Dense CNN Learning with Equivalent Mappings
This addresses a key bottleneck in computer vision for tasks requiring dense pixel-level predictions, offering an incremental improvement over existing methods.
The paper tackled the contradiction between large receptive fields and dense predictions in pixel labeling tasks by proposing equivalent convolution (eConv) and pooling (ePool) layers, which achieved higher accuracy than baseline CNNs across multiple tasks including semantic segmentation and object localization.
Large receptive field and dense prediction are both important for achieving high accuracy in pixel labeling tasks such as semantic segmentation.

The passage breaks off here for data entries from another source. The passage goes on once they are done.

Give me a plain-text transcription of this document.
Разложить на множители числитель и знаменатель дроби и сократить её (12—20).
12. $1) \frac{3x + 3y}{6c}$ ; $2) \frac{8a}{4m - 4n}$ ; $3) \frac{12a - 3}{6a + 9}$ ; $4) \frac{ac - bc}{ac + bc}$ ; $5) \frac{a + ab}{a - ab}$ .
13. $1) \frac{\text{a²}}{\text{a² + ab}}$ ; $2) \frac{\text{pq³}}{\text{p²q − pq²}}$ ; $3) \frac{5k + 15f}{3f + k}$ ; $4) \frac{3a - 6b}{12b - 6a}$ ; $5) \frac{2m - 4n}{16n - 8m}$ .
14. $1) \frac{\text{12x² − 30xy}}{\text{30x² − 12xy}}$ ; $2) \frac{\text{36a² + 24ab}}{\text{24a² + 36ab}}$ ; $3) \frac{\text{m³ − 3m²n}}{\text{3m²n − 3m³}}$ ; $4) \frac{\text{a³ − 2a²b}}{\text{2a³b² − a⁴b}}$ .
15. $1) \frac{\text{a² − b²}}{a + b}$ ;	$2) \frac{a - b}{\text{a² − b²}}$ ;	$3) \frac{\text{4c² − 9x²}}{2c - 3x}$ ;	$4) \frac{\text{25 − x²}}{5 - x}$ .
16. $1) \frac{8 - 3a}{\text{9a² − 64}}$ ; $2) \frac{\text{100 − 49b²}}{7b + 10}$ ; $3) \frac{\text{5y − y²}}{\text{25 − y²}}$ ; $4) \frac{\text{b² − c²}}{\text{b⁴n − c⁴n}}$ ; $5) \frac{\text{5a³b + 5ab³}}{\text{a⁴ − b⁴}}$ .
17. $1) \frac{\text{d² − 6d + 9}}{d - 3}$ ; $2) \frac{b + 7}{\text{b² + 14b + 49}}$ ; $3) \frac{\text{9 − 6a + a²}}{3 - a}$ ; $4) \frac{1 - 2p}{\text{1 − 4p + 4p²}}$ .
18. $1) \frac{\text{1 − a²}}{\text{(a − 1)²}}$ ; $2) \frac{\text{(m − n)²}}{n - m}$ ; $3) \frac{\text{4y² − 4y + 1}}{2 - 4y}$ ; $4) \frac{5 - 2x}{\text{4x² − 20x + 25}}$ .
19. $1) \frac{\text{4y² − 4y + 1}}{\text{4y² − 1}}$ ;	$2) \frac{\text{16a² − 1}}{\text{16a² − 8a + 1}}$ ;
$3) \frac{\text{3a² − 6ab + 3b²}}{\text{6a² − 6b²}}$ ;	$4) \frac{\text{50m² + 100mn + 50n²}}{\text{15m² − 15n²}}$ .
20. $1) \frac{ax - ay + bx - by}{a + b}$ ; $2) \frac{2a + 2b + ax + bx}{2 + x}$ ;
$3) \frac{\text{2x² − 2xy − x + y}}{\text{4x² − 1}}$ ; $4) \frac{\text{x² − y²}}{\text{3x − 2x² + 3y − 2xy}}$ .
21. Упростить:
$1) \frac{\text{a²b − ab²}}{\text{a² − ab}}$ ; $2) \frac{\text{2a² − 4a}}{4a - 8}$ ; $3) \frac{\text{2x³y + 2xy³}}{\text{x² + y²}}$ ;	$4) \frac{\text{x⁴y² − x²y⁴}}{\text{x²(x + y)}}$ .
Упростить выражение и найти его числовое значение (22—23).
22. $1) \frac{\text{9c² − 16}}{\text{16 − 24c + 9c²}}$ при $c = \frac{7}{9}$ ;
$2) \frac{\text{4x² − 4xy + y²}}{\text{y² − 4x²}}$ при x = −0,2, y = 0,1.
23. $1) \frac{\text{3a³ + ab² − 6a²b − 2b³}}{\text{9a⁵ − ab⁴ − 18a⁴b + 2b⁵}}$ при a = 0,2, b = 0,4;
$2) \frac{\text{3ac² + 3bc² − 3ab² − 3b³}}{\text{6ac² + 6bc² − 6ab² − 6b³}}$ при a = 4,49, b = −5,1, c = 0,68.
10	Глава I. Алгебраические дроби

These two properties, however, contradict with each other. A pooling layer (with stride 2) quadruples the receptive field size but reduces the number of predictions to 25\%. Some existing methods lead to dense predictions using computations that are not equivalent to the original model. In this paper, we propose the equivalent convolution (eConv) and equivalent pooling (ePool) layers, leading to predictions that are both dense and equivalent to the baseline CNN model. Dense prediction models learned using eConv and ePool can transfer the baseline CNN's parameters as a starting point, and can inverse transfer the learned parameters in a dense model back to the original one, which has both fast testing speed and high accuracy. The proposed eConv and ePool layers have achieved higher accuracy than baseline CNN in various tasks, including semantic segmentation, object localization, image categorization and apparent age estimation, not only in those tasks requiring dense pixel labeling.